Regular safety inspections are essential; the check-ups should occur separately to any routine maintenance or repair work. These regular inspections enable you to see early indications of problems, such as wear and tear or damage to the vehicle. This provides an opportunity to potentially spot any discrepancies which could become an issue later down the line and safeguard your drivers from any impending issues.
There are different factors that determine the frequency of regular safety inspections:
- Age and type of the vehicle
- The load the vehicle is carrying
- The environment in which the vehicle will be operating
- The distance and speed the vehicle will be travelling at
Fleet managers are responsible for ensuring that the vehicles in their fleet are inspected often, and these checks may be required more frequently, particularly if a fleet is subject to long-distance routes or heavy loads.
When it comes to employee welfare, all aspects need to be covered. It may seem obvious, but the first factor to be considered, and commonly regarded as the most important, is eyesight. Due to this, the DVLA launched a national eyesight campaign, where drivers are encouraged to take the ‘number plate test’. This is highly important for driver safety.
All drivers must meet the minimum eyesight standards by law – being able to read a number plate from 20 metres is a fundamental part of this. The purpose of this campaign is to raise awareness about the importance of drivers having good eyesight, and also encourages those who are experiencing a reduction in their vision to see an optician. Whilst the fleet manager can remind their drivers of this requirement, it is also the driver’s responsibility to make the DVLA aware immediately, should they feel like their ability to drive is being compromised due to vision problems.
20 metres is around the same length of five cars parked end to end, around 26 steps for a man and approximately 33 steps for a woman.
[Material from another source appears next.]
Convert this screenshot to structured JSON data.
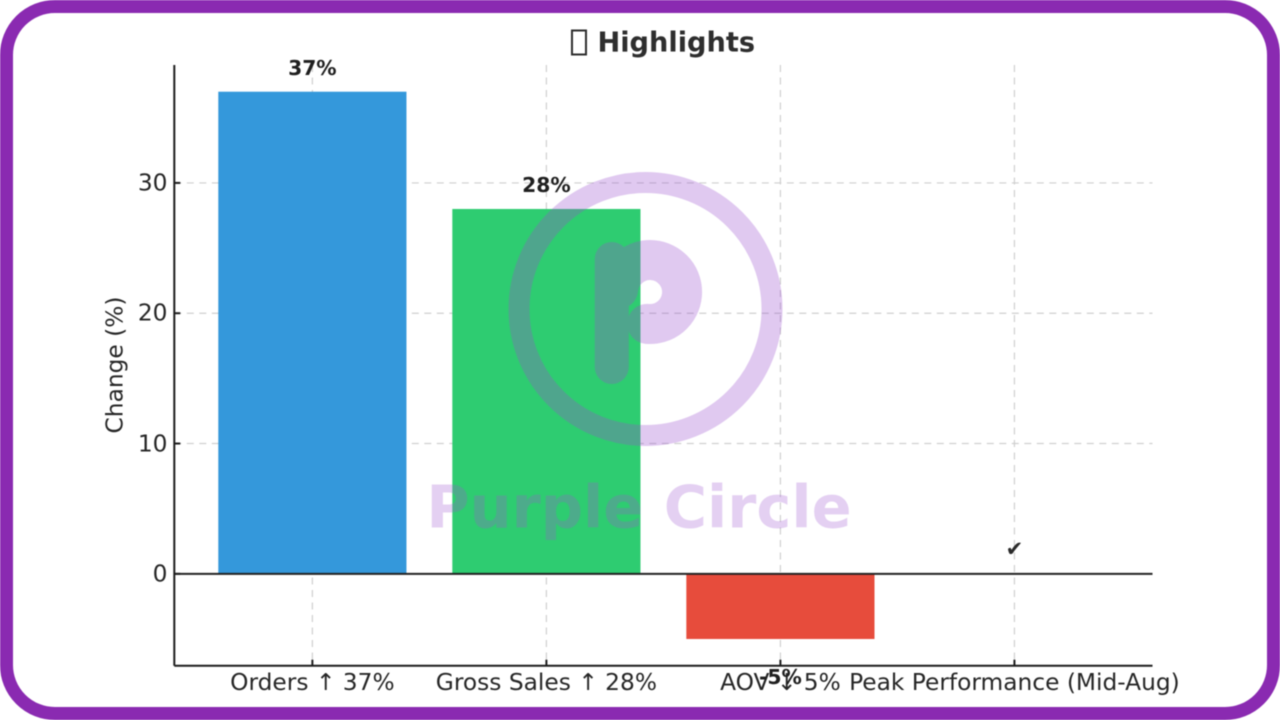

As a fleet manager, this test is just one of the many ways that you can encourage driver safety in your fleet.
Importance of Maintaining an Effective Fleet
Communication is an incredibly important aspect of being a fleet manager, not only in helping day-to-day responsibilities run smoothly and efficiently, but by also helping to find effective solutions for you and your business.
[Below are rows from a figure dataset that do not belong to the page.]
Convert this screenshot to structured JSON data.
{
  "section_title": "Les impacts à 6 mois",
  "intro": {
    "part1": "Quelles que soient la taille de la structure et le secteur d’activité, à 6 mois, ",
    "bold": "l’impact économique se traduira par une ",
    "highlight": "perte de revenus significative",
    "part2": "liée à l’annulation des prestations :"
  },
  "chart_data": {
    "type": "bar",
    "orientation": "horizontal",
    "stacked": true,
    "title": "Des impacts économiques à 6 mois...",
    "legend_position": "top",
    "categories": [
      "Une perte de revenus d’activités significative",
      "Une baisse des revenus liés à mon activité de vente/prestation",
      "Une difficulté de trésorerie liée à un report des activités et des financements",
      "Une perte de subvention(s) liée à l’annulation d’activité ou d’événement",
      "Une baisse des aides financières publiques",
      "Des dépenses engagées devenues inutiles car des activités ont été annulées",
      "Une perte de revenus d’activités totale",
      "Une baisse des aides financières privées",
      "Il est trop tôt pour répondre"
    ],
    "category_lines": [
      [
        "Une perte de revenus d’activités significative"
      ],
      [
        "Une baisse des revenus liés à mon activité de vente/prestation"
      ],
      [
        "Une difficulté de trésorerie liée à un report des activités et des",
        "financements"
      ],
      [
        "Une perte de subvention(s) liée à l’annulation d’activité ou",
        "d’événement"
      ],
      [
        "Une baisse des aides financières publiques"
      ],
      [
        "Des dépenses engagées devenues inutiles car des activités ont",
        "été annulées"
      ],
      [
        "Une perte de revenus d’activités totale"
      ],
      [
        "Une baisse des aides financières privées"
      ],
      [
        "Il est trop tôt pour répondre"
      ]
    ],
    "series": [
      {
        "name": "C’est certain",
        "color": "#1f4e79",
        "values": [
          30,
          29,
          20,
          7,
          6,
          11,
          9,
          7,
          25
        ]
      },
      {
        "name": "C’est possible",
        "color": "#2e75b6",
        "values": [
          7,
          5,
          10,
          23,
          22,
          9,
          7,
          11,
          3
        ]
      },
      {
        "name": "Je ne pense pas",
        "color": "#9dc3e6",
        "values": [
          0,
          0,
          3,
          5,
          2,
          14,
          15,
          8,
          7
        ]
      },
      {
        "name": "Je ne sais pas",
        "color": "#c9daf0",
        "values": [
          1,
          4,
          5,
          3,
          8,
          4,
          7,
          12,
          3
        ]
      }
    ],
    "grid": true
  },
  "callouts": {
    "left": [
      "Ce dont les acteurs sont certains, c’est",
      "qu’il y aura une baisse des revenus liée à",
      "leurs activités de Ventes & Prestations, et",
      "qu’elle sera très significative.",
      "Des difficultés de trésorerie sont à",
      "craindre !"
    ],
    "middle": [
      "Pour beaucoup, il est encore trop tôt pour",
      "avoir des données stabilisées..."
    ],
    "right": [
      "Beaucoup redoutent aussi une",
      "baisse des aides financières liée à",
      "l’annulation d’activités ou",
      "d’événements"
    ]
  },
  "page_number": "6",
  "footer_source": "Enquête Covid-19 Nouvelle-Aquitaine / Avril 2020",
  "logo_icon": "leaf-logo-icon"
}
For example, if you have a team that is aware of their daily duties, potentially through a quick meeting each morning, and a fleet of vehicles that shows no sign of damage or imminent breakdowns, time and money can be saved. Opening up a dialogue with your team ensures that any issues can be identified earlier, and ideally be prevented. Ensuring that your drivers are aware that it is as much their responsibility to raise any queries with their designated vehicle can be incredibly beneficial. Communication, when paired with supporting technology such as a fuel monitoring system, can ensure that your fleet will be continuously operating at its most efficient.